However, while we were succesful in provinng the usefulness of this data, our findings do have some limitations. For starters, it would be best if we could have access to a live stream of data, however, we are still waiting to hear back from the IT department to know if it is possible or if the access points only transmit the connection data at a set interval. Having access to a live strem would be very valuable for applications such as response to public safety concerns such as disasters of events such as school shootings. Being able to live heatmap the campus may give these first responders or public safety officers a better idea of what the situation is.

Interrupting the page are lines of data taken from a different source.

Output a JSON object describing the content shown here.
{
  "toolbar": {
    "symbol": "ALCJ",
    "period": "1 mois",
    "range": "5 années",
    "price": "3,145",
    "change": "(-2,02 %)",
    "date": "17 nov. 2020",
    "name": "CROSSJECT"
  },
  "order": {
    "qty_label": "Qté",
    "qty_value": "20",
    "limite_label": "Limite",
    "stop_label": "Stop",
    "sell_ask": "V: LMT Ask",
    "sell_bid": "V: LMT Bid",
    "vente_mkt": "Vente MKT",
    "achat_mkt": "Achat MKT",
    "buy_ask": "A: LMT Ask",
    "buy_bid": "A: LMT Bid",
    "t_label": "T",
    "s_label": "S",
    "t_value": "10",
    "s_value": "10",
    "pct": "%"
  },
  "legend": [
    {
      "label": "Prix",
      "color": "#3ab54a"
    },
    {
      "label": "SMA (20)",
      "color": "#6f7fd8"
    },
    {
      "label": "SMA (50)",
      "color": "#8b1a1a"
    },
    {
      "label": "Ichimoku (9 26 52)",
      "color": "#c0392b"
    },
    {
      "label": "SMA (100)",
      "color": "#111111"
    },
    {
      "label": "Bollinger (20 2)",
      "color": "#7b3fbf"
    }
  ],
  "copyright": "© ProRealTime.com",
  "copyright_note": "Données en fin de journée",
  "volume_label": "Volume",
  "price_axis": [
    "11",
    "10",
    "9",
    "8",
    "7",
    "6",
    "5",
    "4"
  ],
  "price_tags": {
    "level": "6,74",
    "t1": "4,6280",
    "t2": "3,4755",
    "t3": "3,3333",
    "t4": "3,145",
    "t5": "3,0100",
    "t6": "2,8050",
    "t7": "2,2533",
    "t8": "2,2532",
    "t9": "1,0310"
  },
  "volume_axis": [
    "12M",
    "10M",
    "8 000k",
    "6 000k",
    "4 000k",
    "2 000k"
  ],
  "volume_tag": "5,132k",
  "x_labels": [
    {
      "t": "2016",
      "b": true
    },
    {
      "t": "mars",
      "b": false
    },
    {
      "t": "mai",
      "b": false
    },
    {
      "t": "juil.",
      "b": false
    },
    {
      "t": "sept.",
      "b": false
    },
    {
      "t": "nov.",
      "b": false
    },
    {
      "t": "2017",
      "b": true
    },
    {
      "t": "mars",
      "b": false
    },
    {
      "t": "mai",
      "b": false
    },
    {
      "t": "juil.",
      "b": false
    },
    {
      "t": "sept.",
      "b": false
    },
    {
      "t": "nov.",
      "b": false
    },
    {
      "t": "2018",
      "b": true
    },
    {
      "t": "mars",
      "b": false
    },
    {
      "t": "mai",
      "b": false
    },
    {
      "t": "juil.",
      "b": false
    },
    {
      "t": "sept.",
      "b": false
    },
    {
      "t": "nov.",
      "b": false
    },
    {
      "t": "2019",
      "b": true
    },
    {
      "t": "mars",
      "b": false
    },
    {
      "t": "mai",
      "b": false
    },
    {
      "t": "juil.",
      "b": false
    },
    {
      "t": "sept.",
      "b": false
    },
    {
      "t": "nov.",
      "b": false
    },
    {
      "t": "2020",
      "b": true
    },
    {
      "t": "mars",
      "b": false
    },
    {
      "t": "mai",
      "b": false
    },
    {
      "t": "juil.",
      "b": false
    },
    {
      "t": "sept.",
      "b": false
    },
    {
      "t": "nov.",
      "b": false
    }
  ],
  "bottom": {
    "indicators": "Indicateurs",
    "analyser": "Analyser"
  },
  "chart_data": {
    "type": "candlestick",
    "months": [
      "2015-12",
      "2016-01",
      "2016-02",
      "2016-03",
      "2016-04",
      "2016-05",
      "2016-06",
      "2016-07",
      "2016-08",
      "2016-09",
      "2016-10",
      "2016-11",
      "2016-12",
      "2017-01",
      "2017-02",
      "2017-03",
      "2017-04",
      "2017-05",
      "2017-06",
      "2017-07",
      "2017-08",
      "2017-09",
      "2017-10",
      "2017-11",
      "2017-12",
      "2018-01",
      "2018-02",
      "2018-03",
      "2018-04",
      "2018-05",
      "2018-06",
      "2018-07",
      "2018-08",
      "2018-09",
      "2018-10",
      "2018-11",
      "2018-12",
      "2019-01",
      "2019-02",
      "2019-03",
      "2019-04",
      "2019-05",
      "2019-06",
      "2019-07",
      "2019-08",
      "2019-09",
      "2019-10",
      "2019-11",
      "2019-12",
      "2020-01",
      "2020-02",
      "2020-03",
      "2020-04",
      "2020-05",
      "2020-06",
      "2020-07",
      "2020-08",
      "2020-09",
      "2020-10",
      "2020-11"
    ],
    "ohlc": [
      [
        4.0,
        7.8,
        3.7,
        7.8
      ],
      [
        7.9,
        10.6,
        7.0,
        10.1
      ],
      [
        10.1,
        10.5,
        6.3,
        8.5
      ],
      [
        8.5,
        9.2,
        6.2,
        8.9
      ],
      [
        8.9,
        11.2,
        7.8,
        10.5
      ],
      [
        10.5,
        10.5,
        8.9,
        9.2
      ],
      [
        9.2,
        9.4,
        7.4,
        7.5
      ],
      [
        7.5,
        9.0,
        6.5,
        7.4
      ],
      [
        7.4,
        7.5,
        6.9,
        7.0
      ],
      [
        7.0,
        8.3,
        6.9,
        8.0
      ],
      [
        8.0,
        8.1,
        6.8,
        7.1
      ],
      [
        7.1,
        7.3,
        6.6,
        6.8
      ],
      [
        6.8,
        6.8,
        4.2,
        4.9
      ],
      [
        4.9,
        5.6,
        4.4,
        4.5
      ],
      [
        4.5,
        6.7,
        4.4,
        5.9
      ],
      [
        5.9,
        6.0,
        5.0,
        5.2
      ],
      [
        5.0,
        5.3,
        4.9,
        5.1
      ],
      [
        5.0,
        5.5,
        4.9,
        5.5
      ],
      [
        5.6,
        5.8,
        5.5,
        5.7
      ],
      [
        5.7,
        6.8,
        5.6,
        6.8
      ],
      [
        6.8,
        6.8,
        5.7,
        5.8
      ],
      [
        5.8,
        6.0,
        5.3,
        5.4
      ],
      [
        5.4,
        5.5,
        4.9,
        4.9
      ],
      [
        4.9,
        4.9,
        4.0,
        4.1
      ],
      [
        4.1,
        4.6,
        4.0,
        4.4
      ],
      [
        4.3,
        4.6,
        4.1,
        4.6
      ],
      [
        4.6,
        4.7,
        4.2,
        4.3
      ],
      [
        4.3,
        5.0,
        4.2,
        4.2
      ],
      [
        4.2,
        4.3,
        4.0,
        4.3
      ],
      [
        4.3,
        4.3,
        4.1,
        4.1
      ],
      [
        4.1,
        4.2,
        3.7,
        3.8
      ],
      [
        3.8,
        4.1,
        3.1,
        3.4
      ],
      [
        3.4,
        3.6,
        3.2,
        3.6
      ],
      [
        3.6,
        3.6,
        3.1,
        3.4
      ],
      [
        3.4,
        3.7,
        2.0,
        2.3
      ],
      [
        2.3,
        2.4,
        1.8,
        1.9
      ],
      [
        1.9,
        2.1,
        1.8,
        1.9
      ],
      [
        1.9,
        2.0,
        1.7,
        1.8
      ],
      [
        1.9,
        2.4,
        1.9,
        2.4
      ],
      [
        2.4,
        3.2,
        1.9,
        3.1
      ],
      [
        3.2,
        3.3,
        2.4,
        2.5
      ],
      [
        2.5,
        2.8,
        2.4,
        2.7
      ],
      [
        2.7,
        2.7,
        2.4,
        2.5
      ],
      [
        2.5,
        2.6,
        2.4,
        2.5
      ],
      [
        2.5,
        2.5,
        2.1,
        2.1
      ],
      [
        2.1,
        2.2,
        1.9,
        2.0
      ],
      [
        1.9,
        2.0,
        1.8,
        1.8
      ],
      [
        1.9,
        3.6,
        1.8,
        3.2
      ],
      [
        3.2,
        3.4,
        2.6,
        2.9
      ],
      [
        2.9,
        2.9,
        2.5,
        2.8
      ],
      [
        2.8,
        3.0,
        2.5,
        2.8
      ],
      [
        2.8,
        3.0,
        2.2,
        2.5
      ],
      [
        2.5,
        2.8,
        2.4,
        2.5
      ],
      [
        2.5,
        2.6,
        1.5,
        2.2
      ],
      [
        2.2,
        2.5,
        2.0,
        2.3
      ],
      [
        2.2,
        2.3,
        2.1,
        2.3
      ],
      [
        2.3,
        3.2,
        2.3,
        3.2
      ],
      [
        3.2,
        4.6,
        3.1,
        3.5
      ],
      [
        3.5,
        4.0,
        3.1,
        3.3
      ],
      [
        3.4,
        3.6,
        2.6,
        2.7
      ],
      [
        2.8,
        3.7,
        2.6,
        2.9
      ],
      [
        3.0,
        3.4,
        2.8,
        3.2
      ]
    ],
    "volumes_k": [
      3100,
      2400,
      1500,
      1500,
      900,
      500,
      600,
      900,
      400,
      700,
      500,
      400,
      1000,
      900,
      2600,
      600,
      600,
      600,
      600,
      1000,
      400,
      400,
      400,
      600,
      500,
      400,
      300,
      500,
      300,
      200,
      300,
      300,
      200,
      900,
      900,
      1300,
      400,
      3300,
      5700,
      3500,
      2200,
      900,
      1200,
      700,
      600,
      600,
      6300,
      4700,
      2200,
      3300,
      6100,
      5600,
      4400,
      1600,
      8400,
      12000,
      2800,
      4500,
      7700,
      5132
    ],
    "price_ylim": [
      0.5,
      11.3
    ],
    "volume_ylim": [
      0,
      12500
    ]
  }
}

Additionally, working with devices other than strictly Apple devices is a clear next step. However, working to filter stationary devices while capturing devices which travel with students would be necessary. For an intial proof of concept, strictly working with apple is functional, however, being able to gain the extra insight provided by as much of the student body as possible would be helpful.
Lastly, a major limitation we had was that we did not have disconnect times in the data. This makes it impossible to know for sure if a student has left a building. This is an unfortunate limitation, however, through filtering data it is fairly easy to presume which students have left campus, assuming students aren't spending more than 9 hours in a classroom.
The next steps to this project are to create some very succinct dashboards which are specific to a desired use-case. We plan to work with departments at the university to create dashboards which can be helpful to thier needs and help usher the University of New Hampshire closer to being a smart campus.